Small intestinal bacterial overgrowth is another possibility, especially if you’ve had abdominal surgery or have conditions that slow your digestion. In this case, bacteria that normally live in your large intestine colonize your small intestine, where they ferment food much earlier in the digestive process. The Mayo Clinic notes that abdominal pain lasting more than a few days, particularly alongside bloating, nausea, or diarrhea, warrants a full evaluation. Food intolerances to lactose or fructose can produce a similar pattern of recurring, prolonged gas pain after specific meals.

How to Speed Up Relief

Over-the-counter gas relief products containing simethicone work by breaking large gas bubbles into smaller ones that are easier to pass. According to the NHS, simethicone typically starts working within 30 minutes. It won’t prevent gas from forming, but it can shorten an active episode.

Walking is one of the simplest and most effective ways to move trapped gas through your system. As gastroenterologist Christopher Damman at UW Medicine explains, your bowels move on their own, but they move better when you move. A 10 to 15 minute walk after eating helps your stomach empty faster, reduces bloating, and encourages gas to travel toward the exit rather than pooling in one spot. There’s a reason post-meal “fart walks” have become popular advice: they work.

Other practical strategies that help during an episode include lying on your left side (which aligns your colon for easier gas passage), applying a warm compress to your abdomen to relax the intestinal muscles, and avoiding carbonated drinks or chewing gum, both of which introduce extra air into your digestive tract.

When Gas Pain Might Be Something Else

Gas trapped on your right side can feel identical to gallstone pain or even appendicitis. This is one of the reasons abdominal pain is so frequently evaluated in emergency rooms. A few features help distinguish ordinary gas from a more serious problem.
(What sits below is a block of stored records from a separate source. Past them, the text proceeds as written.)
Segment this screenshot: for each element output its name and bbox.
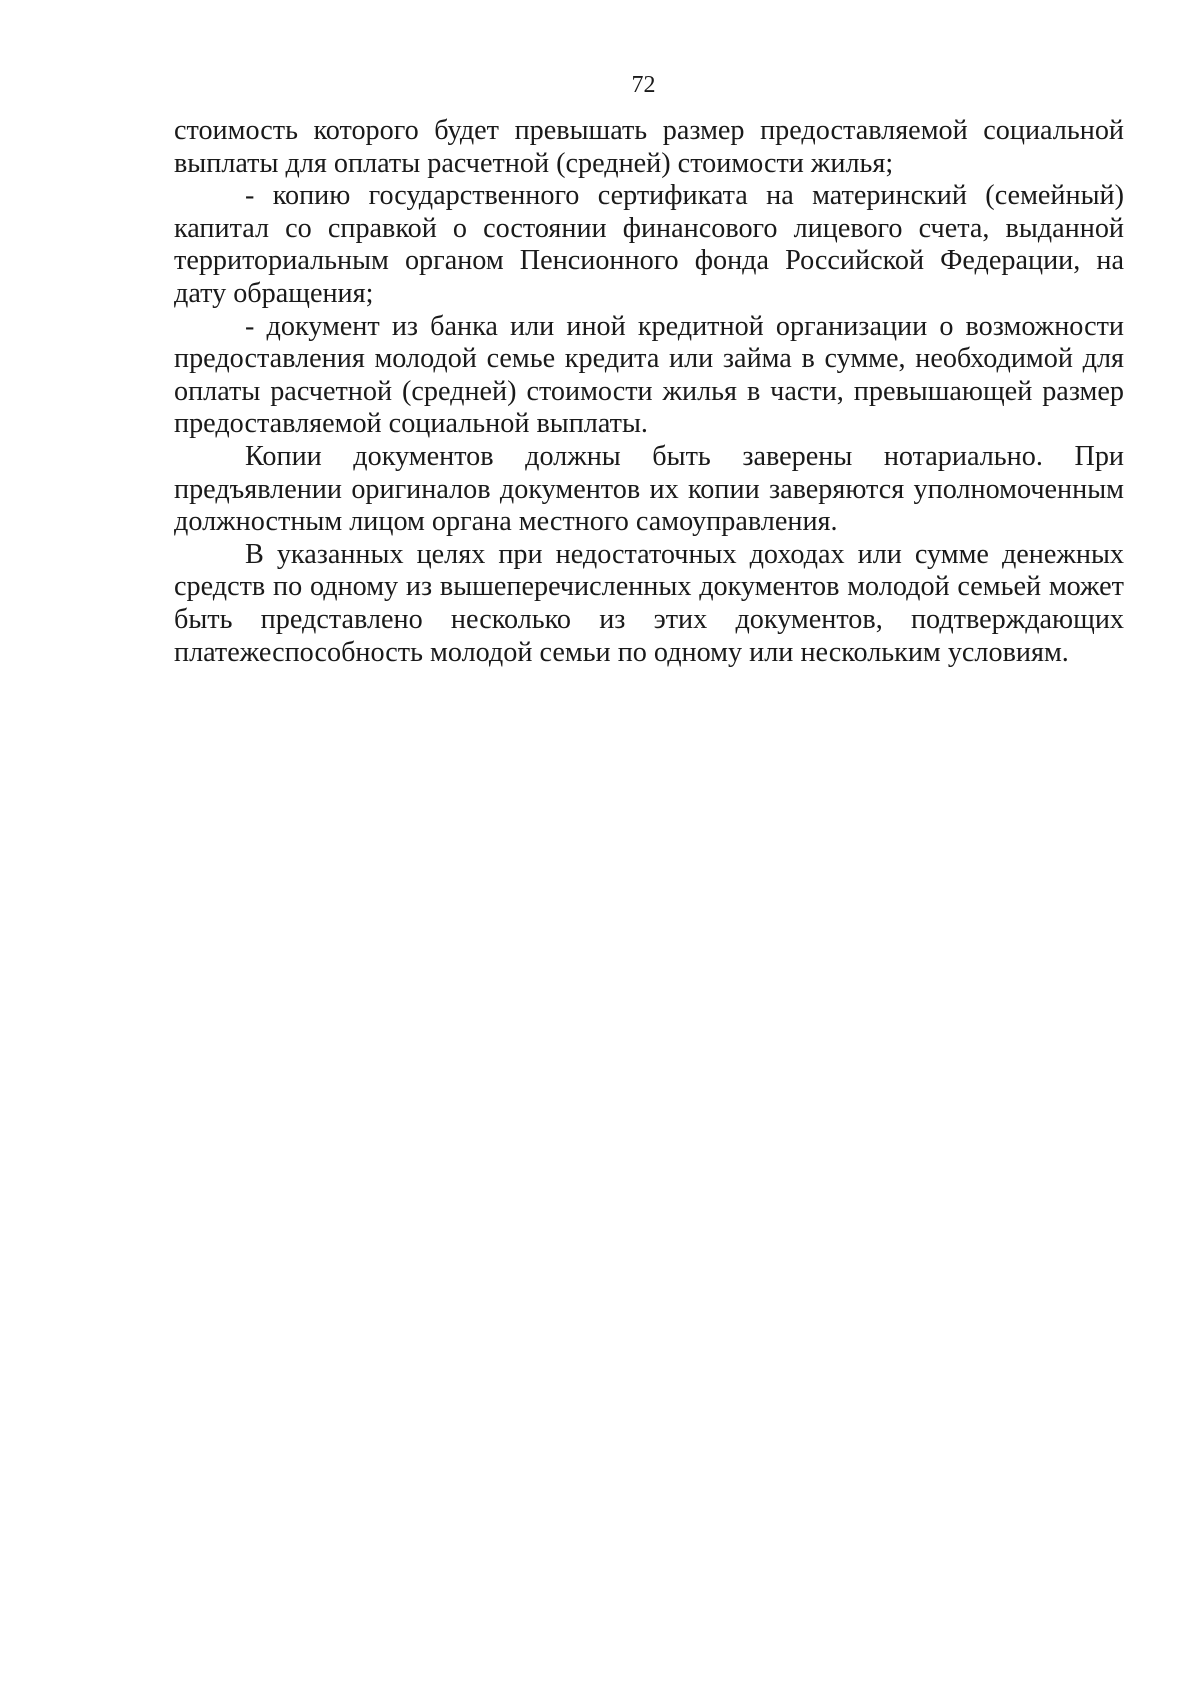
- page-number: 72: [631, 72, 656, 98]
- document-body: [174, 115, 1124, 669]
- paragraph-multiple-documents: В указанных целях при недостаточных доходах или сумме денежных средств по одному из вышеперечисленных документов молодой семьей может быть представлено несколько из этих документов, подтверждающих платежеспособность молодой семьи по одному или нескольким условиям.: [174, 538, 1124, 668]
- paragraph-continuation: стоимость которого будет превышать размер предоставляемой социальной выплаты для оплаты расчетной (средней) стоимости жилья;: [174, 115, 1124, 179]
- paragraph-certificate-item: - копию государственного сертификата на материнский (семейный) капитал со справкой о состоянии финансового лицевого счета, выданной территориальным органом Пенсионного фонда Российской Федерации, на дату обращения;: [174, 180, 1124, 309]
- paragraph-bank-document-item: - документ из банка или иной кредитной организации о возможности предоставления молодой семье кредита или займа в сумме, необходимой для оплаты расчетной (средней) стоимости жилья в части, превышающей размер предоставляемой социальной выплаты.: [174, 310, 1124, 440]
- paragraph-notarization: Копии документов должны быть заверены нотариально. При предъявлении оригиналов документов их копии заверяются уполномоченным должностным лицом органа местного самоуправления.: [174, 440, 1124, 538]
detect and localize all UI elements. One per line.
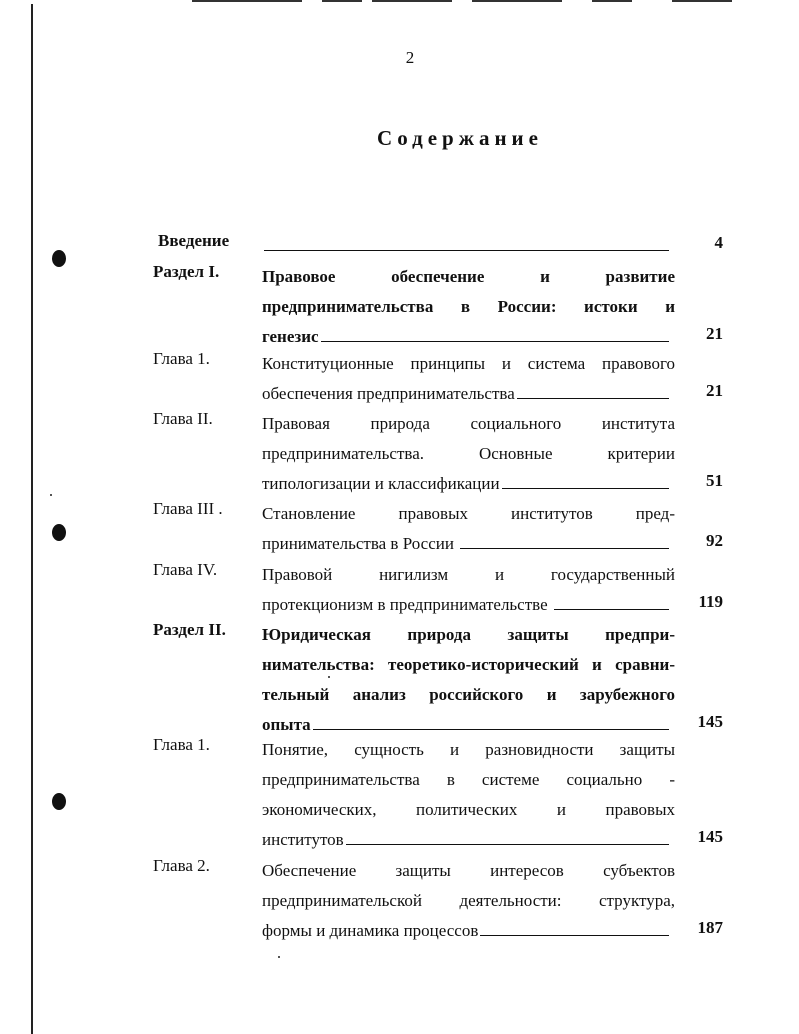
toc-entry-page-number: 4 [714, 233, 723, 252]
toc-entry-title-line: предпринимательства. Основные критерии [262, 444, 675, 463]
toc-entry-title-line: предпринимательской деятельности: структура, [262, 891, 675, 910]
toc-entry-title-line: предпринимательства в системе социально - [262, 770, 675, 789]
leader-line [502, 487, 669, 489]
toc-entry-title-line [262, 825, 675, 855]
toc-entry-page-number: 21 [706, 324, 723, 343]
toc-entry-title-line: Обеспечение защиты интересов субъектов [262, 861, 675, 880]
toc-entry-title-text: институтов [262, 830, 344, 849]
leader-line [346, 843, 669, 845]
toc-entry-label: Глава 1. [153, 735, 210, 754]
toc-entry-title-line: Конституционные принципы и система правового [262, 354, 675, 373]
toc-entry-title-text: опыта [262, 715, 311, 734]
toc-entry-title-line [262, 231, 675, 261]
page-number: 2 [405, 48, 415, 67]
toc-entry-title-line: Становление правовых институтов пред- [262, 504, 675, 523]
leader-line [321, 340, 669, 342]
toc-entry [0, 735, 799, 855]
leader-line [554, 608, 669, 610]
scan-edge-top [32, 0, 799, 3]
toc-entry-label: Введение [158, 231, 230, 250]
leader-line [313, 728, 669, 730]
toc-entry [0, 560, 799, 620]
toc-entry-title-line: Правовое обеспечение и развитие [262, 267, 675, 286]
scan-speck [278, 956, 280, 958]
toc-entry-title-line [262, 379, 675, 409]
toc-entry-title-text: типологизации и классификации [262, 474, 500, 493]
leader-line [264, 249, 669, 251]
toc-entry-page-number: 145 [697, 712, 723, 731]
toc-entry-title-text: принимательства в России [262, 534, 459, 553]
toc-entry-page-number: 21 [706, 381, 723, 400]
toc-entry [0, 262, 799, 352]
toc-entry-label: Раздел II. [153, 620, 226, 639]
toc-entry-title-line: Правовой нигилизм и государственный [262, 565, 675, 584]
toc-entry-label: Глава IV. [153, 560, 218, 579]
toc-entry-label: Раздел I. [153, 262, 220, 281]
toc-entry-label: Глава II. [153, 409, 213, 428]
leader-line [480, 934, 669, 936]
toc-entry-title-line: Юридическая природа защиты предпри- [262, 625, 675, 644]
toc-entry-title-text: обеспечения предпринимательства [262, 384, 515, 403]
toc-entry [0, 349, 799, 409]
toc-entry [0, 499, 799, 559]
toc-entry-label: Глава 1. [153, 349, 210, 368]
toc-entry-title-line: Правовая природа социального института [262, 414, 675, 433]
toc-entry [0, 856, 799, 946]
toc-entry-title-line [262, 590, 675, 620]
leader-line [460, 547, 669, 549]
toc-entry-page-number: 92 [706, 531, 723, 550]
toc-entry-title-text: генезис [262, 327, 319, 346]
toc-entry-title-text: протекционизм в предпринимательстве [262, 595, 552, 614]
toc-entry-title-line: Понятие, сущность и разновидности защиты [262, 740, 675, 759]
toc-entry [0, 620, 799, 740]
leader-line [517, 397, 669, 399]
toc-entry [0, 409, 799, 499]
toc-entry [0, 231, 799, 261]
toc-entry-title-line [262, 322, 675, 352]
toc-entry-title-line [262, 529, 675, 559]
toc-entry-title-line: экономических, политических и правовых [262, 800, 675, 819]
toc-entry-page-number: 119 [698, 592, 723, 611]
toc-entry-page-number: 145 [697, 827, 723, 846]
toc-entry-label: Глава 2. [153, 856, 210, 875]
toc-entry-label: Глава III . [153, 499, 223, 518]
toc-entry-title-line [262, 469, 675, 499]
page-title: Содержание [377, 126, 543, 150]
toc-entry-page-number: 51 [706, 471, 723, 490]
toc-entry-title-line: нимательства: теоретико-исторический и сравни- [262, 655, 675, 674]
toc-entry-title-line [262, 916, 675, 946]
toc-entry-title-text: формы и динамика процессов [262, 921, 479, 940]
toc-entry-title-line: предпринимательства в России: истоки и [262, 297, 675, 316]
toc-entry-page-number: 187 [697, 918, 723, 937]
toc-entry-title-line: тельный анализ российского и зарубежного [262, 685, 675, 704]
Gas pain tends to move. It shifts location, comes in waves, and improves after you pass gas or have a bowel movement. Pain from conditions like appendicitis or gallstones is more fixed, often escalating steadily rather than waxing and waning. The Cleveland Clinic flags several symptoms that, when paired with gas pain, should prompt you to seek medical evaluation:

  • Fever, which suggests infection or inflammation
  • Nausea and vomiting that don’t resolve
  • Unexplained weight loss
  • Blood in your stool or black, tarry stools
  • Severe pain that doesn’t respond to position changes, gas passage, or over-the-counter remedies
  • Chest pain, since gas-related discomfort in the upper abdomen can occasionally mimic cardiac symptoms

Abdominal discomfort that appears unrelated to eating is another red flag. Gas pain almost always has a connection to meals, even if the timing is delayed by hours. Pain that shows up independent of food intake is more likely to have a different cause.

Gas Pain in Babies

Infants swallow more air during feeding and have immature digestive systems, so gas pain is extremely common in the first few months of life. Most episodes resolve with burping, bicycle leg movements, or a warm bath. When excessive crying from gas follows the “rule of three” pattern (more than three hours per day, more than three days per week, for longer than three weeks) it meets the diagnostic criteria for colic, which typically peaks around six weeks of age and resolves by three to four months.